Customize Field Standardization
Field standardization modifies documents so that they have a consistent structure and consistent field names. You can use field standardization so that documents indexed into IDOL through different connectors use the same fields to store the same type of information. Field standardization only modifies fields that are specified in a dictionary, which is defined in XML format. A standard dictionary, named dictionary.xml
, is supplied in the CFS installation folder.
In most cases you should not need to modify the standard dictionary, but you can modify it to suit your requirements or create dictionaries for different purposes. By modifying the dictionary, you can configure CFS to apply rules that modify documents before they are ingested. For example, you can move fields, delete fields, or change the format of field values.

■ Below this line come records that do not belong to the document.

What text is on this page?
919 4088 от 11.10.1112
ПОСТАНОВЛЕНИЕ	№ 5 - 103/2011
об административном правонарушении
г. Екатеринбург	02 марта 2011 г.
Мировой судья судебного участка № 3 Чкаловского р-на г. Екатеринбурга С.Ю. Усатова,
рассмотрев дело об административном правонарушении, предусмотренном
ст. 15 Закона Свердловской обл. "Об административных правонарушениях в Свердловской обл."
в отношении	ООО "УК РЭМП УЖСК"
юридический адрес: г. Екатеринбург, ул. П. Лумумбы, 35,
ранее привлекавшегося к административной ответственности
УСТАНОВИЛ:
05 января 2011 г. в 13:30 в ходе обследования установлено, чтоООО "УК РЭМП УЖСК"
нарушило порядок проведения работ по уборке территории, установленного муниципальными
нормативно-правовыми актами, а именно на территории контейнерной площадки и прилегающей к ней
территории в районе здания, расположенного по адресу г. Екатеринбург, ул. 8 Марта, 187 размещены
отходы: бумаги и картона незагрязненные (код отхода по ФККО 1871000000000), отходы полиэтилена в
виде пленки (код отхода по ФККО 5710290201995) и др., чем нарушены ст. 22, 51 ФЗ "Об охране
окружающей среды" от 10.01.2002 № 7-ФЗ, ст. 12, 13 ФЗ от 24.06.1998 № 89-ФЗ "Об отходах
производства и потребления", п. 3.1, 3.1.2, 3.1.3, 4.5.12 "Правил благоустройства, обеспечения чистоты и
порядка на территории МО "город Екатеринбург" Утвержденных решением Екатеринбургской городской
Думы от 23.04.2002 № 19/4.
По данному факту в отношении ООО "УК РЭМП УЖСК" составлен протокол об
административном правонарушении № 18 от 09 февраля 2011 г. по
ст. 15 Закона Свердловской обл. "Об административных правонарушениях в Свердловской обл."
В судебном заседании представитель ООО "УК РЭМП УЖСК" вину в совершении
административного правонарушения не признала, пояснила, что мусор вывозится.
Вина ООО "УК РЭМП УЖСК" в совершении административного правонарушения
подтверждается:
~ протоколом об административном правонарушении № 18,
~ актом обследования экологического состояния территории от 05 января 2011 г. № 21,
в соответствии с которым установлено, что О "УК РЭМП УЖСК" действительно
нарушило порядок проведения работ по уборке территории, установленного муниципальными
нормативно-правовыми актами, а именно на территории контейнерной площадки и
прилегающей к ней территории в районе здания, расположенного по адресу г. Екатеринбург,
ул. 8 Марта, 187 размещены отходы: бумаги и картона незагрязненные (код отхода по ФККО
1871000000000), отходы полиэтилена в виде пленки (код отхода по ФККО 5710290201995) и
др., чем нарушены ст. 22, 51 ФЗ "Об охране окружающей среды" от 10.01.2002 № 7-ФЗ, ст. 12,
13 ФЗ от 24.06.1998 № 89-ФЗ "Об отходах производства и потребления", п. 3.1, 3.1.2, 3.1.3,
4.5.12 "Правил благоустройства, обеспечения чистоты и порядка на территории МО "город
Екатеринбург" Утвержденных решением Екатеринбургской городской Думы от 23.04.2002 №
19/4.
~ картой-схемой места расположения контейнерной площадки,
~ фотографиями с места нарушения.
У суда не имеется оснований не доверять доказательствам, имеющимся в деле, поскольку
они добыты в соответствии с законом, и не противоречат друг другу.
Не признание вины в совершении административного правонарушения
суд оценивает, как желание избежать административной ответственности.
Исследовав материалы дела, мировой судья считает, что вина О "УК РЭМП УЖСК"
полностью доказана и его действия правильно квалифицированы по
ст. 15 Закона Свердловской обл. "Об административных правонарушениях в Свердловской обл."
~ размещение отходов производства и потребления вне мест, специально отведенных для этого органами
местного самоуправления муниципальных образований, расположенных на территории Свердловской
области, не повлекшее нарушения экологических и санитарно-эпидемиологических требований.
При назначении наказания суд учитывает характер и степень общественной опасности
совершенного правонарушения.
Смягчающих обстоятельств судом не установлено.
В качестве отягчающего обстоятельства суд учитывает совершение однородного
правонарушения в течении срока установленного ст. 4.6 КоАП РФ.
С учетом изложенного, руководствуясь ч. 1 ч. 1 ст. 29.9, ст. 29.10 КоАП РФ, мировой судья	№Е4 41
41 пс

The following examples demonstrate how to perform some operations with field standardization.
The following rule renames the field Author
to DOCUMENT_METADATA_AUTHOR_STRING
. This rule applies to all components that run field standardization and applies to all documents.
<FieldStandardization> <Field name="Author"> <Move name="DOCUMENT_METADATA_AUTHOR_STRING"/> </Field> </FieldStandardization>
The following rule demonstrates how to use the Delete
operation. This rule instructs CFS to remove the field KeyviewVersion
from all documents. The Product
element ensures that this rule is run only by CFS.

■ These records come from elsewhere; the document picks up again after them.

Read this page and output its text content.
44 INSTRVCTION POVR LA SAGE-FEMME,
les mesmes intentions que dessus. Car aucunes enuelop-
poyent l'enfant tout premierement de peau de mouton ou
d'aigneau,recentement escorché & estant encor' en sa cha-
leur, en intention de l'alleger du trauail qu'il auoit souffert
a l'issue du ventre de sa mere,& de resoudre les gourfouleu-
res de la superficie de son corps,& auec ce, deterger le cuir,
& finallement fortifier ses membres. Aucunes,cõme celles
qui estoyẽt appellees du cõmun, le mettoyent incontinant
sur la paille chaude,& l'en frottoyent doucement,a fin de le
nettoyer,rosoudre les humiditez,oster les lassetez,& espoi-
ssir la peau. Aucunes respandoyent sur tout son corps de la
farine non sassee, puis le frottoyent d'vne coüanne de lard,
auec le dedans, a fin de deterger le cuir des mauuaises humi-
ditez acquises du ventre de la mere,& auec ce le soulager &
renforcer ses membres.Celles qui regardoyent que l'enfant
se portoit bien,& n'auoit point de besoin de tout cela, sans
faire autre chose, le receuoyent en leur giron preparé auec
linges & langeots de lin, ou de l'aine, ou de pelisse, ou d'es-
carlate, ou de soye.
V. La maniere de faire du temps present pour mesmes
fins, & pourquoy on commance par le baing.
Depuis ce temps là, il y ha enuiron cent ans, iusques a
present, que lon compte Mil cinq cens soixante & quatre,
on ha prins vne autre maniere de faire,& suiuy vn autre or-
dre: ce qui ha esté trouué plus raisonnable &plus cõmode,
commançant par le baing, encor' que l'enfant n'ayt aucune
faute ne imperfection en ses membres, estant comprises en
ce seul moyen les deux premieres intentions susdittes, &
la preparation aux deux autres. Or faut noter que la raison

<FieldStandardization> <Product key="ConnectorFrameWork"> <Field name="KeyviewVersion"> <Delete/> </Field> </Product> </FieldStandardization>
There are several ways to select fields to process using the Field
element.
Field element attribute |
Description | Example |
---|---|---|
name
|
Select a field where the field name matches a fixed value. |
Select the field <Field name="MyField"> ... </Field> Select the field <Field name="MyField"> <Field name="Subfield"> ... </Field> </Field> |
path
|
Select a field where its path matches a fixed value. |
Select the field <Field path="MyField/Subfield"> ... </Field> |
nameRegex
|
Select all fields at the current depth where the field name matches a regular expression. |
In this case the field name must begin with the word <Field nameRegex="File.*"> ... </Field> |
pathRegex
|
Select all fields where the path of the field matches a regular expression. This operation can be inefficient because every metadata field must be checked. If possible, select the fields to process another way. |
This example selects all subfields of <Field pathRegex="MyField/[^/]*"> ... </Field> This approach would be more efficient: <Field name="MyField"> <Field nameRegex=".*"> ... </Field> |
You can also limit the fields that are processed based on their value, by using one of the following:
Field element attribute | Description | Example |
---|---|---|
matches
|
Process a field if its value matches a fixed value. |
Process a field named <Field name="MyField" matches="abc"> ... </Field> |
matchesRegex
|
Process a field if its entire value matches a regular expression. |
Process a field named <Field name="MyField" matchesRegex="\d+"> ... </Field> |
containsRegex
|
Process a field if its value contains a match to a regular expression. |
Process a field named <Field name="MyField" containsRegex="\d{3}"> ... </Field> |
The following rule deletes every field or subfield where the name of the field or subfield begins with temp
.
<FieldStandardization> <Field pathRegex="(.*/)?temp[^/]*"> <Delete/> </Field> </FieldStandardization>
The following rule instructs CFS to rename the field Author
to DOCUMENT_METADATA_AUTHOR_STRING
, but only when the document contains a field named DocumentType
with the value 230
(the KeyView format code for a PDF file).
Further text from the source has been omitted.